The complete cystectomy with histological examination was performed in all cases. All patients presented an improvement of clinical conditions, evaluated by Visual Analogic Scale and Japanese Orthopaedic Association scoring.
Spinal ganglion cysts are generally found in the lumbar spine. The treatment of choice is the microsurgical cystectomy, which generally does not require stabilization. The need for fusion must be carefully evaluated: Pre-operative spondylolisthesis or a wide joint resection, during the operation, are the main indications for spinal instrumentation. We propose the terms "ganglion cyst" to finally identify this spinal pathology and for the first time its morphological classification, clinically useful for all specialists.

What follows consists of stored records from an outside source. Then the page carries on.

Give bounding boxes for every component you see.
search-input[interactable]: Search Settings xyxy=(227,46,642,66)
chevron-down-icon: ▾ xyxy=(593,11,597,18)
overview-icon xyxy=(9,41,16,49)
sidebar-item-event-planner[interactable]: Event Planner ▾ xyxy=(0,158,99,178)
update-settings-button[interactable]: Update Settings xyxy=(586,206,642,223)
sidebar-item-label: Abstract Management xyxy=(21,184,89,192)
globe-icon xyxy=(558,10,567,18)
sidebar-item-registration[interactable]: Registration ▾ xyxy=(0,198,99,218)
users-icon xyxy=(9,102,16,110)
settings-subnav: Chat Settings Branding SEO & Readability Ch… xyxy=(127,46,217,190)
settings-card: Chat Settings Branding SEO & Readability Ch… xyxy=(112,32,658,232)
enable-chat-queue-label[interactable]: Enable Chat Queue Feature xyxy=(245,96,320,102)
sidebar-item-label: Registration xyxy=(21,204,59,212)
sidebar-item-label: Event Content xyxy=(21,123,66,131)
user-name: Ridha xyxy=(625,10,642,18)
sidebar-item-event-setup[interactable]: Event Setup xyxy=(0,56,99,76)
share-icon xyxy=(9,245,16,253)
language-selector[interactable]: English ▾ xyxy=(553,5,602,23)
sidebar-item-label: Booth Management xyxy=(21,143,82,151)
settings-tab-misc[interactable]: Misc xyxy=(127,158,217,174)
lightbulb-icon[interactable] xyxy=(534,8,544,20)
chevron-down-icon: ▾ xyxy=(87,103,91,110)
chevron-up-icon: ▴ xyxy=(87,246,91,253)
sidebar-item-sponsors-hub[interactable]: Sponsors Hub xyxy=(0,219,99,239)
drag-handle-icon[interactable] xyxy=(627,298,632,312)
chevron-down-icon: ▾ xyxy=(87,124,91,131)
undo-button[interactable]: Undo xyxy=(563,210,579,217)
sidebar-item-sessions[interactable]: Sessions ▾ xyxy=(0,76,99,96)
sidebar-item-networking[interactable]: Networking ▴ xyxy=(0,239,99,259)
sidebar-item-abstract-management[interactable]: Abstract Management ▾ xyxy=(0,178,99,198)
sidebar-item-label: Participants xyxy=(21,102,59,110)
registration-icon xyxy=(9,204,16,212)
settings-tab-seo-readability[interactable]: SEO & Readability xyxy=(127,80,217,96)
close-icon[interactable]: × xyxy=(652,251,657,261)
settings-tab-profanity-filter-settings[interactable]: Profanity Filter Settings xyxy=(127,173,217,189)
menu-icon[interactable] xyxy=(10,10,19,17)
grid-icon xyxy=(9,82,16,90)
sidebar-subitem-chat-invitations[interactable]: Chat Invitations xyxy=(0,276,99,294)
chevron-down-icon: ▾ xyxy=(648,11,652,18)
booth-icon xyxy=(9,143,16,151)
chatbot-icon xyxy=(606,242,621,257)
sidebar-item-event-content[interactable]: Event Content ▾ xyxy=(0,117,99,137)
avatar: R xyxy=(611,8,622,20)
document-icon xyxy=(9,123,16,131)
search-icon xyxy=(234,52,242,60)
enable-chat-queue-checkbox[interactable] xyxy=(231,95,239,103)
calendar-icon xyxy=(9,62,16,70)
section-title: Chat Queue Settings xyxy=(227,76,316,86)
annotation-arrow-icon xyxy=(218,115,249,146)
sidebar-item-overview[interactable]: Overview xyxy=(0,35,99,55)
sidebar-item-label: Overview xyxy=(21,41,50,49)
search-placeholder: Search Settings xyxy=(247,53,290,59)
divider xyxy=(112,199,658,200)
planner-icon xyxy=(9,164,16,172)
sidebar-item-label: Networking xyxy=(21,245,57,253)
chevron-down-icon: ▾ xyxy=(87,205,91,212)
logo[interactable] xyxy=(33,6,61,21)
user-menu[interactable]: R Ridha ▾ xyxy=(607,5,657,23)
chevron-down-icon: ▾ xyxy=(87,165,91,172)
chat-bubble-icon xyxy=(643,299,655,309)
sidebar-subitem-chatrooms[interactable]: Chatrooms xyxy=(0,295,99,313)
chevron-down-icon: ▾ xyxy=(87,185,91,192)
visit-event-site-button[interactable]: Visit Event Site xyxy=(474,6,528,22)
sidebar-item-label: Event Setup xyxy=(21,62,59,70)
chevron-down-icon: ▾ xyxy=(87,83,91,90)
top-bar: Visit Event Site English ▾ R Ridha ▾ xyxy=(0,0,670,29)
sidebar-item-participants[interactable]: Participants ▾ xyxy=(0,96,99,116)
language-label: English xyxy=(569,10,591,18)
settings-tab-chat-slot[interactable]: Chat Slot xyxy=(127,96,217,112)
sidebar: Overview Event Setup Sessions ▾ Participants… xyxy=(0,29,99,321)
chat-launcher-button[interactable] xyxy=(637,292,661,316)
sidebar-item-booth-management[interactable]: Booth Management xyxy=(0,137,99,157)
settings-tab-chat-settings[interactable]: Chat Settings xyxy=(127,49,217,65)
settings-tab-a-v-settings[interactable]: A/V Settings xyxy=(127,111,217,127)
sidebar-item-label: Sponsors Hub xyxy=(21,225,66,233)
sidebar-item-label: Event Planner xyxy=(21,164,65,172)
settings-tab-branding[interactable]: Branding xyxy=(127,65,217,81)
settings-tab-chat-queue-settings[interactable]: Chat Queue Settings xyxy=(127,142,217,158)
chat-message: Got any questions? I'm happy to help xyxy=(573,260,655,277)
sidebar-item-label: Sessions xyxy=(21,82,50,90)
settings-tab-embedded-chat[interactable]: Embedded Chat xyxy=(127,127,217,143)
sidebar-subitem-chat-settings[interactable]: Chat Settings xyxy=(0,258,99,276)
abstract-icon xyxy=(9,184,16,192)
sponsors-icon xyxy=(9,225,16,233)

分析文献中用于识别腰椎硬膜外囊肿的不同术语,并提出通用的科学术语;阐述这种病理状况的新形态学分类,以用于临床和手术目的;描述切除这些囊肿的最佳手术方法,以避免医源性不稳定或治疗已存在的不稳定情况。
我们回顾性分析了34例有症状的腰椎神经节囊肿患者,这些患者接受了椎管减压术,部分患者还接受了脊柱固定术。显微手术是主要术式,仅在术前存在明显节段性不稳定的情况下才需要脊柱内固定。
所有病例均进行了完整的囊肿切除术及组织学检查。通过视觉模拟评分法和日本矫形外科学会评分评估,所有患者的临床状况均有改善。
脊柱神经节囊肿通常见于腰椎。首选治疗方法是显微手术囊肿切除术,该手术一般不需要进行稳定处理。必须仔细评估融合的必要性:术前椎体滑脱或术中广泛的关节切除是脊柱内固定的主要指征。我们建议使用“神经节囊肿”这一术语来最终确定这种脊柱病理状况,并首次提出其形态学分类,这对所有专科医生都具有临床实用性。